The reaction of the political parties to Pharmac’s unchanged position provides important information about how corrupt they are prepared to become in order to attract the women’s vote. National has said it will fund the 12-month course of Herceptin regardless of the evidence. National politicians believe they know better than the medical experts in Pharmac, they show no recognition of the importance of allowing Pharmac to make rational, science-based decisions as it was established to do, and they care nothing for the suffering and deaths of other ill people because the money spent on unproven additional Herceptin treatment will not be available for proven treatments.
Winston Peters, never one to miss an opportunity to seek populist approval regardless of integrity, has slammed the Pharmac decision as unethical and a disgrace, and has asserted that women should be provided with anything that might be available anywhere else in the world. He has decided that he knows much better than the experts in Pharmac, and he appears to believe that providing women with whatever they demand requires no consideration whatsoever of what the research says or the consequences for others. He clearly hopes to improve his dwindling chances of remaining in parliament by courting the votes of those women who automatically assume that spending money on their gender must be a good idea.
The Green Party, surprisingly given their history of advocating wacky, unproven spiritualist approaches to such things as pest control in horticulture, has supported the wisdom of allowing Pharmac to make the decision. However, Sue Kedgley wanted it both ways and clearly left the door open to exploit women’s vote should this appear to become a significant political football, by stating “Many women will be devastated that they are being denied an apparently life-saving drug”. This statement is of course a complete falsehood and shows how little the Green Party really cares about honesty when it comes to dealing with gender issues. Women are not being denied Herceptin at all; millions of dollars per year will continue to be spent on providing this drug in a way that the research currently shows to be clinically effective.

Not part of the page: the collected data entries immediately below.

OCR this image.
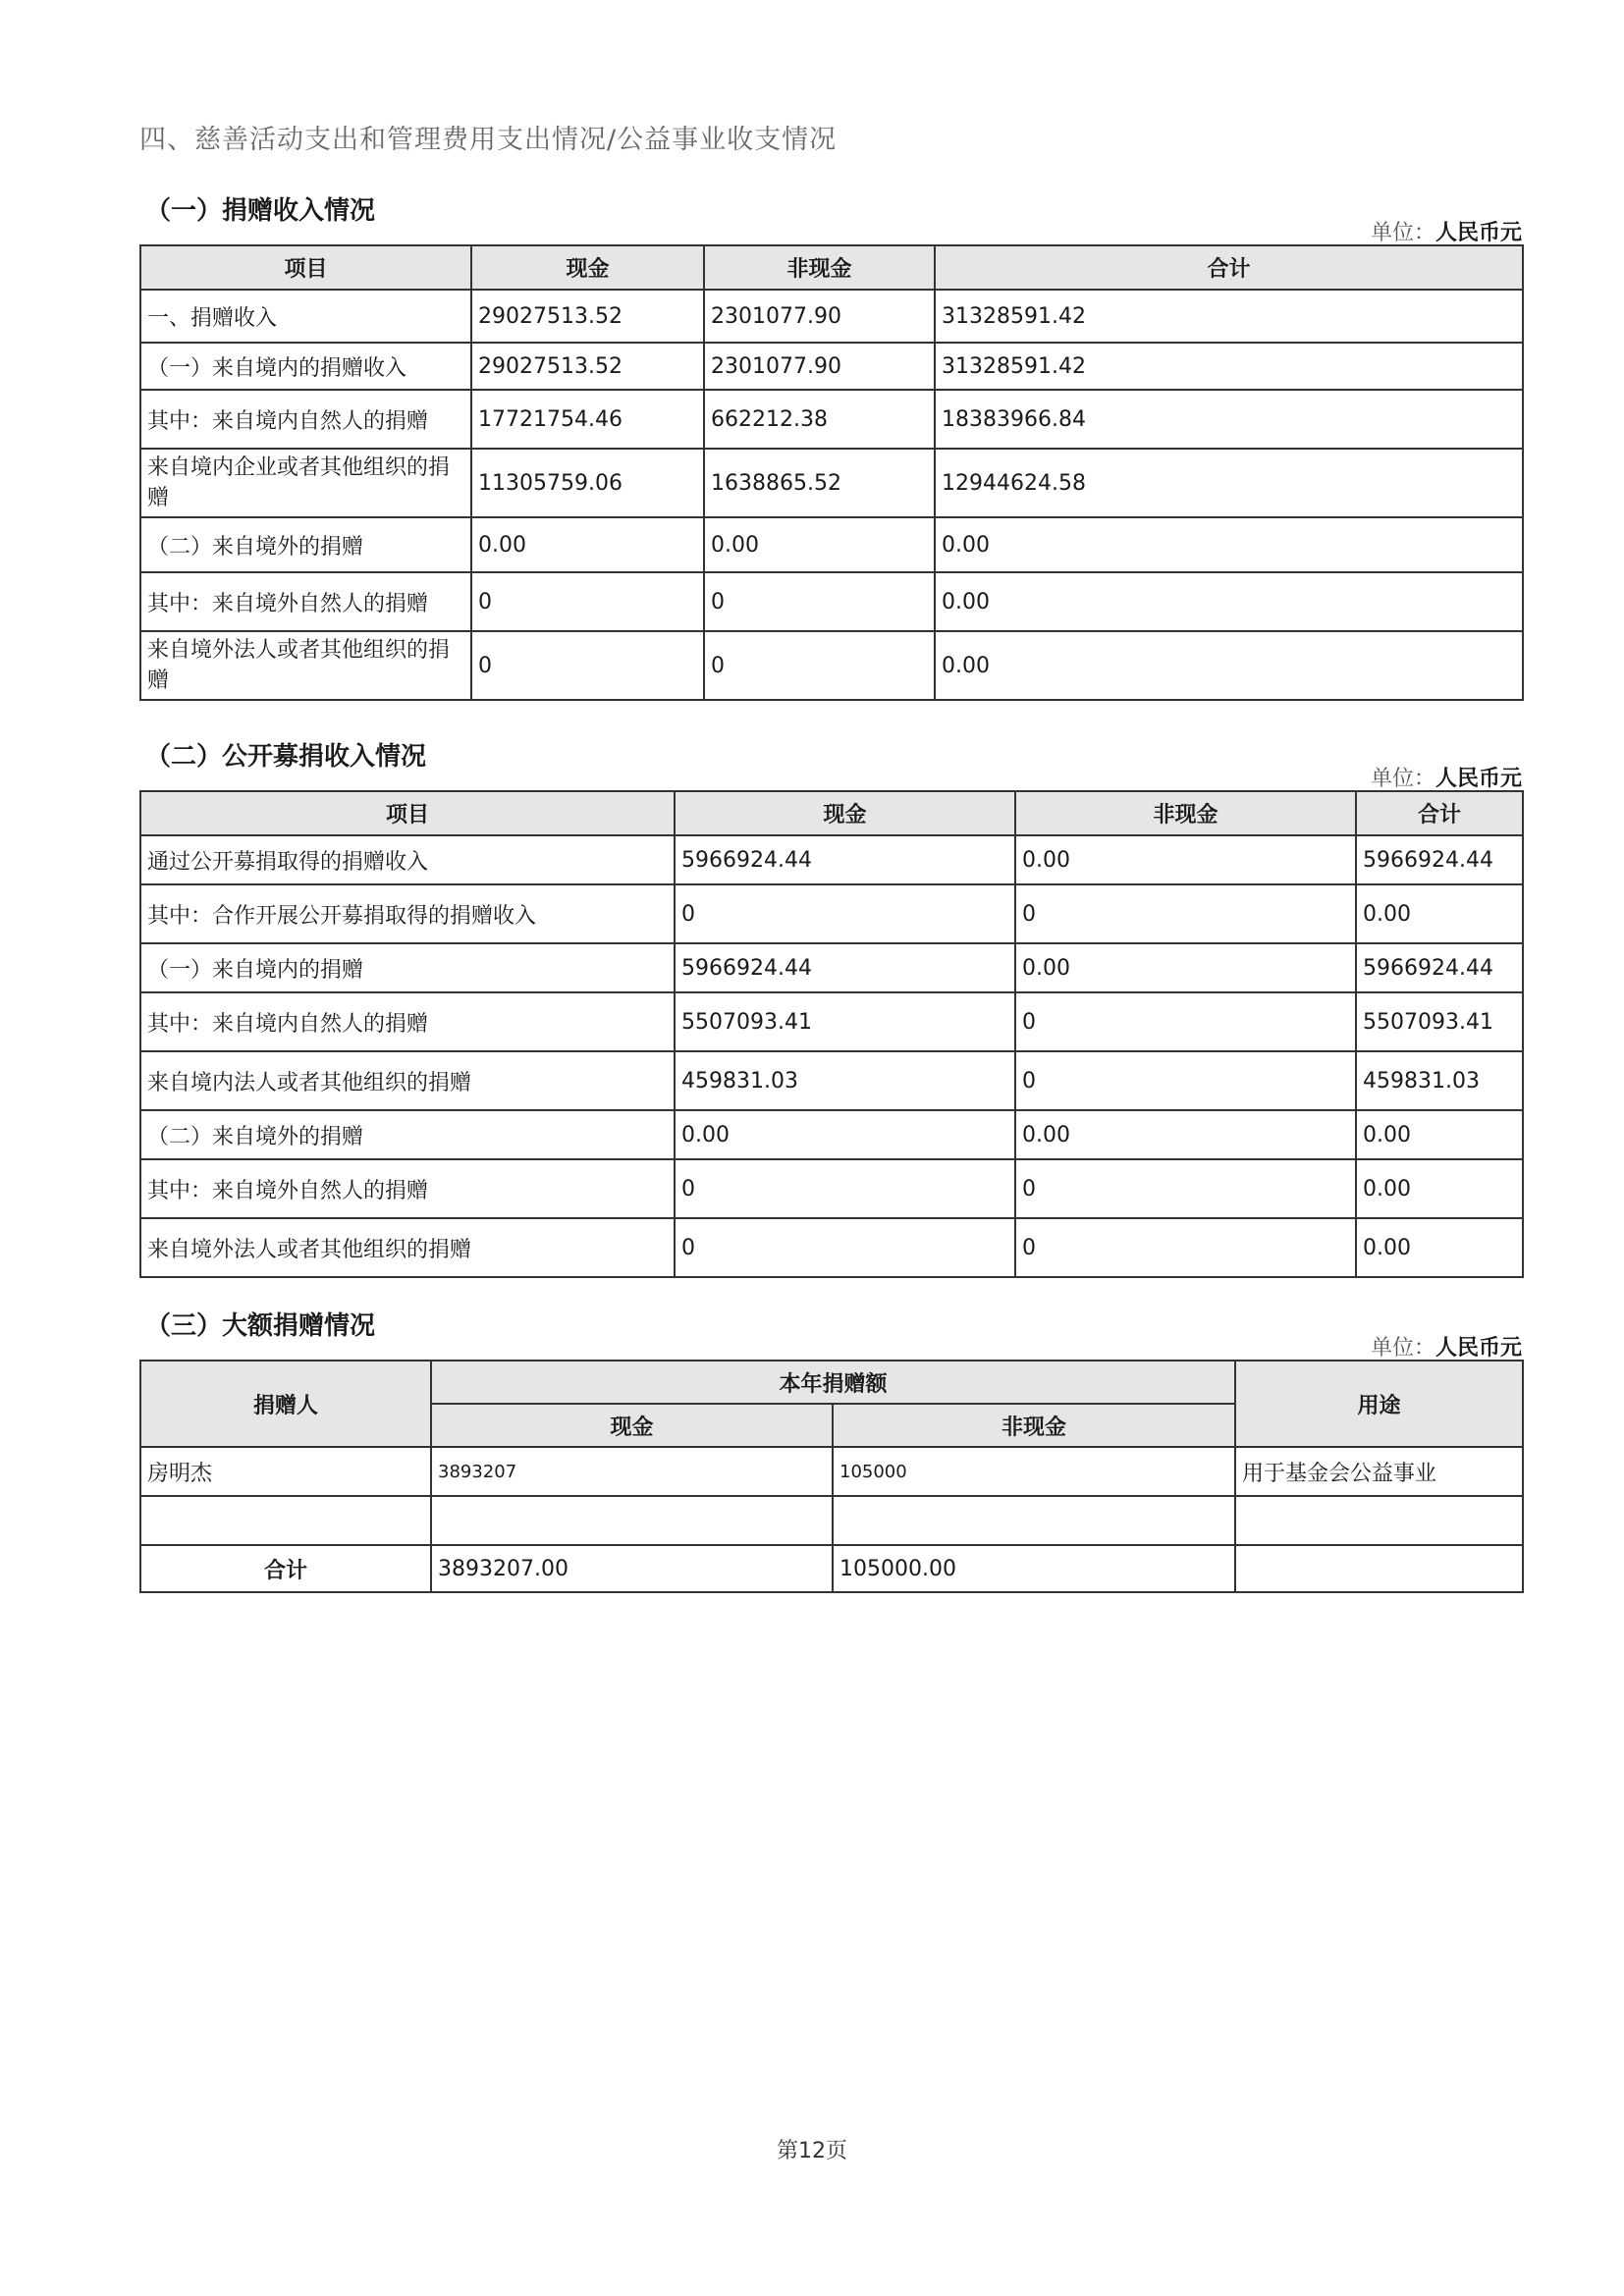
四、慈善活动支出和管理费用支出情况/公益事业收支情况
（一）捐赠收入情况
单位：人民币元
项目	现金	非现金	合计
一、捐赠收入	29027513.52	2301077.90	31328591.42
（一）来自境内的捐赠收入	29027513.52	2301077.90	31328591.42
其中：来自境内自然人的捐赠	17721754.46	662212.38	18383966.84
来自境内企业或者其他组织的捐赠	11305759.06	1638865.52	12944624.58
（二）来自境外的捐赠	0.00	0.00	0.00
其中：来自境外自然人的捐赠	0	0	0.00
来自境外法人或者其他组织的捐赠	0	0	0.00
（二）公开募捐收入情况
单位：人民币元
项目	现金	非现金	合计
通过公开募捐取得的捐赠收入	5966924.44	0.00	5966924.44
其中：合作开展公开募捐取得的捐赠收入	0	0	0.00
（一）来自境内的捐赠	5966924.44	0.00	5966924.44
其中：来自境内自然人的捐赠	5507093.41	0	5507093.41
来自境内法人或者其他组织的捐赠	459831.03	0	459831.03
（二）来自境外的捐赠	0.00	0.00	0.00
其中：来自境外自然人的捐赠	0	0	0.00
来自境外法人或者其他组织的捐赠	0	0	0.00
（三）大额捐赠情况
单位：人民币元
捐赠人	本年捐赠额		用途
	现金	非现金	
房明杰	3893207	105000	用于基金会公益事业

合计	3893207.00	105000.00	
第12页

The Republic of New Zealand Party endorsed the role of Pharmac and especially its stand against unreasonable feminist demands. The Republicans stated that government should support rather than sabotage its organizations when they do their job properly. The Republicans noted that Pharmac is the envy of many other countries due to its success in dividing up the pharmacological health budget rationally and in helping New Zealand maintain what power it can in dealing with mutlitnational drug companies whose income exceeds the value of our entire economy. The Republicans claimed that the health needs of men and women should be given equal priority, that men are currently being treated as second-class citizens, and that a written constitution is needed to bring about equality for all.